Pengamat Ini Kritik Kebijakan DHE dari PP 8/2025, Peringatkan Bahaya yang Menekan Petani Sawit Kecil dan Pabrik Pengolahan

Oleh : Kormen Barus | Selasa, 06 Mei 2025 - 20:21 WIB

INDUSTRY.co.id, Jakarta- Peraturan Pemerintah (PP) Nomor 8 Tahun 2025 yang mewajibkan penempatan 100% Devisa Hasil Ekspor (DHE) sumber daya alam ke dalam sistem keuangan nasional dinilai dapat memberikan tekanan serius terhadap petani sawit kecil (swadaya) dan industri pengolahan sawit dalam negeri.

Mansuetus Darto selaku praktisi sawit dan perwakilan Dewan Nasional Serikat Petani Kelapa Sawit (SPKS), menyatakan bahwa meskipun kebijakan ini secara langsung menyasar eksportir, dampaknya bisa meluas hingga ke tingkat paling bawah dalam rantai pasok industri sawit.

“Petani kecil umumnya tidak melakukan ekspor langsung, mereka menjual ke koperasi atau pabrik kelapa sawit (PKS). Tapi kalau eksportir tak bisa menyerap hasil olahan karena likuiditasnya terganggu akibat kewajiban penempatan DHE selama 12 bulan, maka efeknya bisa sampai ke petani. Panen bisa tertunda, harga TBS anjlok, bahkan tidak laku di pasar,” jelas Darto dalam rilis yang diterima media ini, Selasa (6/5/25).

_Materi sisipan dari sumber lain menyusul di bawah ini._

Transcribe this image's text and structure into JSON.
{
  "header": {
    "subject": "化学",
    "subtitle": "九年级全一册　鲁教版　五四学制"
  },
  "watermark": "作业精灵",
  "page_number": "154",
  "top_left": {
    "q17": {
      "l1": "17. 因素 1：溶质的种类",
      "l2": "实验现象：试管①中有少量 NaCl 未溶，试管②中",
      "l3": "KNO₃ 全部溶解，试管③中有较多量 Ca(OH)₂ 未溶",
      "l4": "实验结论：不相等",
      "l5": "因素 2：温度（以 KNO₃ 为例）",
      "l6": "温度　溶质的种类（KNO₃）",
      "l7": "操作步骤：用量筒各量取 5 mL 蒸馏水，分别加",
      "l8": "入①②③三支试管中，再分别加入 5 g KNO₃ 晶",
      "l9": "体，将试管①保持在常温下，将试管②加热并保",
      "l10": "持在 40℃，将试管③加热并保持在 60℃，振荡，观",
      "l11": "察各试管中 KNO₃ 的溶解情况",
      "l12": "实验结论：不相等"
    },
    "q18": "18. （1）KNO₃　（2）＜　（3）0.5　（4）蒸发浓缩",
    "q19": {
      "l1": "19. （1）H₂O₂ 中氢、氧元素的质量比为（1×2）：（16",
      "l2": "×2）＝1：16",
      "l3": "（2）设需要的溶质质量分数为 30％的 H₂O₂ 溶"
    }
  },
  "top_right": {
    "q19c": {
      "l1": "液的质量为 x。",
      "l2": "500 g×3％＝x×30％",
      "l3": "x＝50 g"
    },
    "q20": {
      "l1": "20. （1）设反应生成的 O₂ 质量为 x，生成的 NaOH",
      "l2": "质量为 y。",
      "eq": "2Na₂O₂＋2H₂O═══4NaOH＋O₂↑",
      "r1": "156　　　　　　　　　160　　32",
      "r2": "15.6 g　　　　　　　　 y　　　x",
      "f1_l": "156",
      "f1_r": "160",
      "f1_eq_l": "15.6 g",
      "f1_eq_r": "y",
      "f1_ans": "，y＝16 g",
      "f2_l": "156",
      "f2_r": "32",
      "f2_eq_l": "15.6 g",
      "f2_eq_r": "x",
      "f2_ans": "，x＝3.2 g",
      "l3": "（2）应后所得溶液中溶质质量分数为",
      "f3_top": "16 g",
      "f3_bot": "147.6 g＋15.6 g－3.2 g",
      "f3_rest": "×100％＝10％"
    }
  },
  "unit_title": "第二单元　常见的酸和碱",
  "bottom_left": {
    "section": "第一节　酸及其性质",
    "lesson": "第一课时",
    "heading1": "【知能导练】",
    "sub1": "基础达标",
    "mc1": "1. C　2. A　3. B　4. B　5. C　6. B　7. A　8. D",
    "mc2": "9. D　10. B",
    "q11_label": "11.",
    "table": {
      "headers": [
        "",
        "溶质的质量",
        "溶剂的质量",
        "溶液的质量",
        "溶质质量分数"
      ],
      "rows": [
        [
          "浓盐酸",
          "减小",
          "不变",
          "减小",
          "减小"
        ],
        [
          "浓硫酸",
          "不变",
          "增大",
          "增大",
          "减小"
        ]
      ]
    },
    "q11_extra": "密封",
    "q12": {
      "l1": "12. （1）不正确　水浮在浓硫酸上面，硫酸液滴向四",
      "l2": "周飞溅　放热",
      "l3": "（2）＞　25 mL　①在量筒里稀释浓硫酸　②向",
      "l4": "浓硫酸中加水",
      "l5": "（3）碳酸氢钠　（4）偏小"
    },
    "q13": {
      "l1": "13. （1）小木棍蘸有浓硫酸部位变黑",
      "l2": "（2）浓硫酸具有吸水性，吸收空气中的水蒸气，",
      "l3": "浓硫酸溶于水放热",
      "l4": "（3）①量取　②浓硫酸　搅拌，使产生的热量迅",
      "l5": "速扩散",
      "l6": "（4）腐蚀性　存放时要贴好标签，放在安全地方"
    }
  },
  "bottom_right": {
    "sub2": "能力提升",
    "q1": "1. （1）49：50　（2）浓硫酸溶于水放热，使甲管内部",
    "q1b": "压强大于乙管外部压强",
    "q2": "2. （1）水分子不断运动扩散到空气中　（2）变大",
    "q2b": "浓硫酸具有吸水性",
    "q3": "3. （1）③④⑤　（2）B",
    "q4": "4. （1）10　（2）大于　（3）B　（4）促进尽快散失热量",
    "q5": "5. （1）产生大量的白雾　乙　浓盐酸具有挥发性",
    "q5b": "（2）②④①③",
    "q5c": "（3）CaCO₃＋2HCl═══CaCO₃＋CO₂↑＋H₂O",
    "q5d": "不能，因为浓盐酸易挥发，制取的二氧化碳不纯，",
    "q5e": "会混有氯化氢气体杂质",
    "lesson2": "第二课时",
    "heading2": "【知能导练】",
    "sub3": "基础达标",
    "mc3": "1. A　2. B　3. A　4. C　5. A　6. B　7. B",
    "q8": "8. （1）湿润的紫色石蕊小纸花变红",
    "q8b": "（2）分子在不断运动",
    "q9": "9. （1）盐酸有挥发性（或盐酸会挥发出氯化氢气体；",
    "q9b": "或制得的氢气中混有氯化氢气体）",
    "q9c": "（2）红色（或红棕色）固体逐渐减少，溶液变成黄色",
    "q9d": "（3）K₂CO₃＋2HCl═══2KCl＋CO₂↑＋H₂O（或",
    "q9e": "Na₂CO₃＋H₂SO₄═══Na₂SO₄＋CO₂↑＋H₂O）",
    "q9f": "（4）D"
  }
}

Menurutnya, harga Tandan Buah Segar (TBS) petani sudah mulai mengalami penurunan sebesar Rp30-50 per kilogram dalam beberapa waktu terakhir, yang diyakini merupakan efek awal dari kekhawatiran pasar terhadap implementasi kebijakan ini.

Selain itu, Darto memperingatkan bahwa eksportir kemungkinan akan lebih selektif dalam memilih pemasok, lebih mengutamakan kelompok usahanya sendiri, dan mengabaikan PKS kecil yang menggiling hasil panen petani swadaya. "Risikonya, banyak pabrik kecil yang bisa kolaps dan terjadinya PHK massal," katanya.

Meski kebijakan ini bertujuan memperkuat ketahanan ekonomi nasional, meningkatkan cadangan devisa, dan menjaga stabilitas rupiah, Darto menekankan pentingnya pertimbangan sektor-sektor terdampak yang memiliki rantai pasok kompleks seperti kelapa sawit.

Untuk itu, Ia menyarankan agar pemerintah mempertimbangkan skema yang lebih fleksibel, mirip dengan sektor migas yang hanya diwajibkan menempatkan 30% DHE, bukan 100%.

Lebih lanjut, ia menyoroti potensi kebijakan ini mengganggu program hilirisasi sawit dan suplai domestik untuk kebutuhan pangan dan energi berbasis Crude Palm Oil (CPO) atau minyak kelapa sawit mentah.

Pemerintah diharapkan segera membuka ruang dialog dengan seluruh pemangku kepentingan, termasuk petani, agar transisi kebijakan ini tidak menimbulkan gejolak baru di sektor strategis kelapa sawit.

“Petani kecil mengelola 42% dari total 17,3 juta hektare kebun sawit nasional. Mereka bukan eksportir, tapi mereka adalah fondasi dari industri ini. Kebijakan yang tidak mempertimbangkan dampak ke bawah justru bisa melemahkan ketahanan pangan dan energi kita sendiri,” tutup Darto.